Session IX - Foot & Ankle


Saturday, October 14, 2000 Session IX, Paper #66, 11:24 am

Isolated Displaced Fractures of the Talar Neck and Body: Results of Treatment with Open Reduction and Stable Fixation

Eric M. Lindvall, DO; George Haidukewych, MD; Thomas G. DiPasquale, DO; Dolfi Herscovici, Jr., DO; Roy Sanders, MD, Florida Orthopaedic Institute, Tampa, FL

Purpose: To assess the results of treatment of isolated, displaced fractures of the talar neck and body using stable internal fixation.

Materials and Methods: Between 1/93­5/98, 53 fractures of the talar neck and body in 52 patients were treated at our institution. Inclusion criteria required an isolated displaced talar neck and/or body fracture that was treated with stable internal fixation. Patients with additional ipsilateral peri-talar fractures and patients requiring subsequent amputations were excluded from this study. 33 fractures met inclusion criteria; seven patients were lost to follow-up. The resultant 26 fractures in 25 patients had a minimum follow-up of 22 months and an average follow-up of 49.6 months. Average age was 37.1 years. The study group consisted of 14 talar neck fractures, 8 body fractures, 2 combined neck + body fractures, and 2 combined neck + head fractures (OTA talus classification 72-A1.2, and displaced 72-B and 72-C). All neck fractures were Hawkins II or greater (18 cases). There were 19 closed and 7 open fractures ( type II/3, type IIIA /2, type IIIB/1, type IIIC/1). Closed fractures were operated on as soon as medical clearance was obtained, while all but one of the open fractures were operated on within 6 hours of injury.

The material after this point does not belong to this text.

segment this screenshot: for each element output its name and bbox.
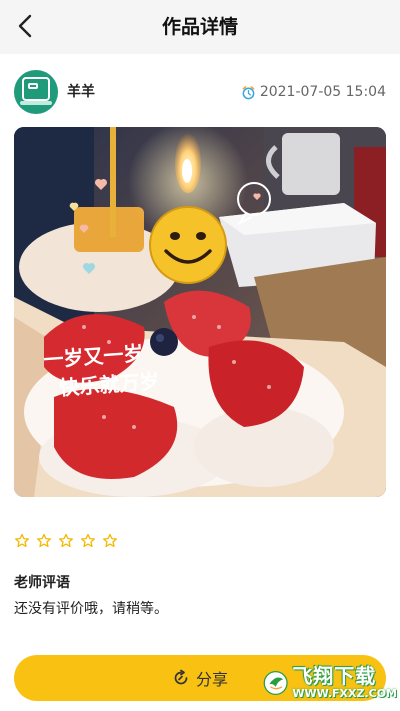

Post-operatively, all patients were kept non-weight bearing for 10-12 weeks. A/P, lateral and mortise radiographs were obtained at 2 weeks, 6 weeks, 10-12 weeks, and 6 months post-op. AOFAS hindfoot scores were gathered at the final follow-up visit.

Results: Only two fractures showed neither signs of post-traumatic arthritis nor avascular necrosis. Traumatic arthritis was the most common finding (92.3%) with more subtalar (23) than ankle joint involvment (17). Pain was the second most common finding (88.5%), while avascular necrosis was seen in half the cases. Avascular necrosis was seen in 4/11 Hawkins II fractures (36%) and in 4/7 Hawkins III fractures (57%). All cases with avascular necrosis presented with traumatic arthritis (100%).

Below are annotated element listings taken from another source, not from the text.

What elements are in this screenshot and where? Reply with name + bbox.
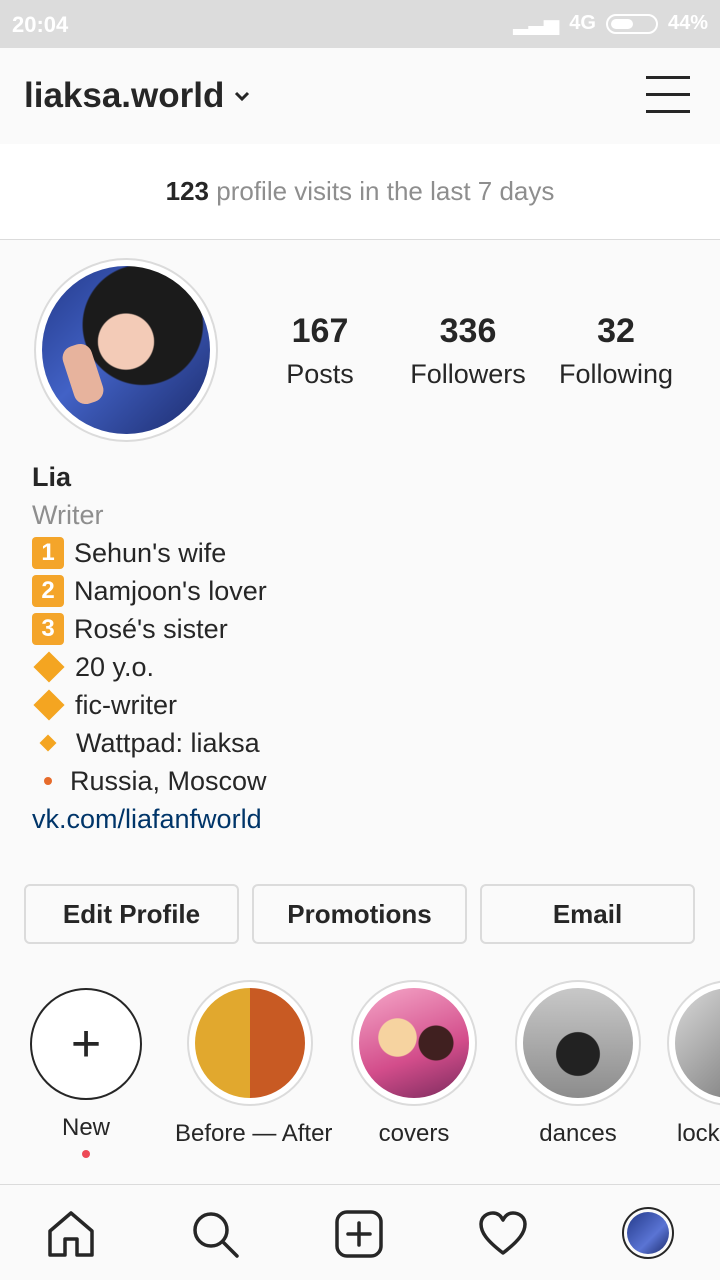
chevron-down-icon[interactable] <box>232 86 252 106</box>
highlight-label: covers <box>378 1120 450 1147</box>
stat-label: Followers <box>410 359 526 389</box>
bio-line: Wattpad: liaksa <box>32 724 692 762</box>
battery-icon <box>605 13 658 34</box>
keycap-three-icon: 3 <box>32 613 64 645</box>
highlight-item[interactable]: lock <box>667 980 720 1148</box>
email-button[interactable]: Email <box>480 884 695 944</box>
highlight-label: dances <box>539 1120 617 1147</box>
highlight-ring[interactable] <box>187 980 313 1106</box>
bio-line: 2 Namjoon's lover <box>32 572 692 610</box>
status-time: 20:04 <box>12 12 69 37</box>
stat-posts[interactable]: 167 Posts <box>246 312 394 390</box>
bio-line-text: Russia, Moscow <box>70 766 267 796</box>
highlight-item[interactable]: Before — After <box>175 980 333 1148</box>
avatar-image <box>42 266 210 434</box>
highlight-label: Before — After <box>175 1120 333 1147</box>
highlight-new[interactable]: + New <box>11 980 161 1158</box>
plus-icon: + <box>70 1015 102 1073</box>
highlight-cover <box>675 988 720 1098</box>
profile-avatar[interactable] <box>34 258 218 442</box>
highlight-ring[interactable] <box>667 980 720 1106</box>
bio-line-text: fic-writer <box>75 690 177 720</box>
edit-profile-button[interactable]: Edit Profile <box>24 884 239 944</box>
bio-line-text: Wattpad: liaksa <box>76 728 260 758</box>
bio-line-text: Namjoon's lover <box>74 576 267 606</box>
search-icon[interactable] <box>190 1209 240 1259</box>
bio-line-text: Rosé's sister <box>74 614 228 644</box>
profile-stats: 167 Posts 336 Followers 32 Following <box>246 312 706 390</box>
story-highlights: + New Before — After covers dances lock <box>0 980 720 1160</box>
network-label: 4G <box>569 12 596 34</box>
username-switcher[interactable]: liaksa.world <box>24 76 224 116</box>
stat-value: 32 <box>597 312 635 350</box>
orange-dot-icon <box>44 777 52 785</box>
new-highlight-circle[interactable]: + <box>30 988 142 1100</box>
highlight-cover <box>359 988 469 1098</box>
bio-line-text: Sehun's wife <box>74 538 227 568</box>
stat-label: Following <box>558 359 674 389</box>
highlight-label: lock <box>677 1120 720 1147</box>
highlight-item[interactable]: covers <box>339 980 489 1148</box>
keycap-two-icon: 2 <box>32 575 64 607</box>
bio-line: fic-writer <box>32 686 692 724</box>
profile-tab-avatar[interactable] <box>622 1207 674 1259</box>
stat-label: Posts <box>286 359 354 389</box>
stat-value: 167 <box>291 312 349 350</box>
add-post-icon[interactable] <box>334 1209 384 1259</box>
status-bar: 20:04 ▂▃▅ 4G 44% <box>0 0 720 48</box>
profile-visits-banner[interactable]: 123 profile visits in the last 7 days <box>0 144 720 240</box>
bio-line: 3 Rosé's sister <box>32 610 692 648</box>
highlight-item[interactable]: dances <box>503 980 653 1148</box>
home-icon[interactable] <box>46 1209 96 1259</box>
notification-dot <box>82 1150 90 1158</box>
bio-line: Russia, Moscow <box>32 762 692 800</box>
profile-actions: Edit Profile Promotions Email <box>24 884 696 944</box>
highlight-ring[interactable] <box>515 980 641 1106</box>
bio-line-text: 20 y.o. <box>75 652 155 682</box>
highlight-label: New <box>61 1114 110 1141</box>
profile-bio: Lia Writer 1 Sehun's wife 2 Namjoon's lo… <box>32 458 692 838</box>
orange-diamond-icon <box>33 689 65 721</box>
visits-count: 123 <box>165 176 209 206</box>
bio-line: 1 Sehun's wife <box>32 534 692 572</box>
keycap-one-icon: 1 <box>32 537 64 569</box>
bio-line: 20 y.o. <box>32 648 692 686</box>
menu-icon[interactable] <box>646 76 690 116</box>
stat-following[interactable]: 32 Following <box>542 312 690 390</box>
battery-percent: 44% <box>667 12 708 34</box>
profile-category: Writer <box>32 500 104 530</box>
stat-value: 336 <box>439 312 497 350</box>
highlight-cover <box>195 988 305 1098</box>
profile-header: liaksa.world <box>0 48 720 144</box>
heart-icon[interactable] <box>478 1209 528 1259</box>
highlight-cover <box>523 988 633 1098</box>
bio-website-link[interactable]: vk.com/liafanfworld <box>32 800 692 838</box>
bottom-navigation <box>0 1184 720 1280</box>
profile-name: Lia <box>32 462 72 492</box>
highlight-ring[interactable] <box>351 980 477 1106</box>
promotions-button[interactable]: Promotions <box>252 884 467 944</box>
visits-text: profile visits in the last 7 days <box>216 176 555 206</box>
signal-icon: ▂▃▅ <box>513 13 560 35</box>
stat-followers[interactable]: 336 Followers <box>394 312 542 390</box>
avatar-image <box>627 1212 669 1254</box>
orange-diamond-icon <box>33 651 65 683</box>
small-orange-diamond-icon <box>39 734 57 752</box>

All 19 closed fractures united after the index procedure (ave.=3.1 mos). Traumatic arthritis was seen in 17/19 (90%) closed fractures while avascular necrosis was seen in 7/19 (36.8%) cases. Of the 7 open fractures, 3 went on to non-union with two of these developing osteomyelitis. Of these 3 non-unions, two were successfully fused while one required a total talectomy.

A comparison between closed fractures treated < 6 hrs versus > 6 hrs after injury showed no statistical difference in the incidence of traumatic arthritis, avascular necrosis, or AOFAS hindfoot scores. When comparing fracture types (neck vs body), no statistical difference was noted in the incidence of traumatic arthritis, avascular necrosis, or AOFAS hindfoot scores.

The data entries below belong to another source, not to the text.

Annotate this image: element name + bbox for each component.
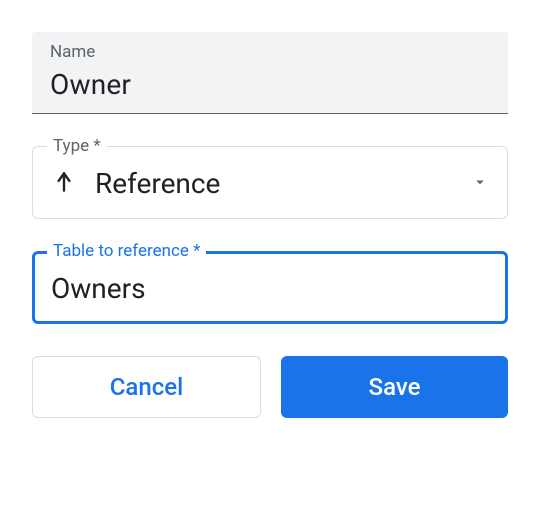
name-value: Owner — [50, 68, 490, 101]
cancel-button[interactable]: Cancel — [32, 356, 261, 418]
table-reference-field[interactable]: Table to reference * Owners — [32, 251, 508, 324]
table-reference-value: Owners — [51, 272, 489, 305]
reference-type-icon — [51, 169, 77, 199]
name-field[interactable]: Name Owner — [32, 32, 508, 114]
name-label: Name — [50, 42, 490, 62]
chevron-down-icon — [471, 173, 489, 195]
type-field[interactable]: Type * Reference — [32, 146, 508, 219]
save-button[interactable]: Save — [281, 356, 508, 418]
dialog-actions: Cancel Save — [32, 356, 508, 418]
type-value: Reference — [95, 167, 453, 200]
type-label: Type * — [47, 136, 107, 156]
table-reference-label: Table to reference * — [47, 241, 206, 261]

Discussion: Post-traumatic arthritis was the most consistent complication seen following an isolated displaced talar neck and/or body fracture. It was a much more common finding than avascular necrosis, with the subtalar joint involved more commonly than the ankle. There was no difference in the incidence of traumatic arthritis, avascular necrosis, or AOFAS hindfoot scores in closed fractures when fracture type (neck or body), or timing of surgery were compared. This was in contradistinction to open fractures however, which fared dramatically worse in nearly all aspects of evaluation.

Conclusion: Patients should be made aware of the fact that based on the results of this study, post-traumatic arthritis and chronic pain are expected outcomes following isolated talar neck and/or body fractures. In addition, avascular necrosis can be expected to occur in half of these patients. Finally, an open fracture will worsen the prognosis significantly.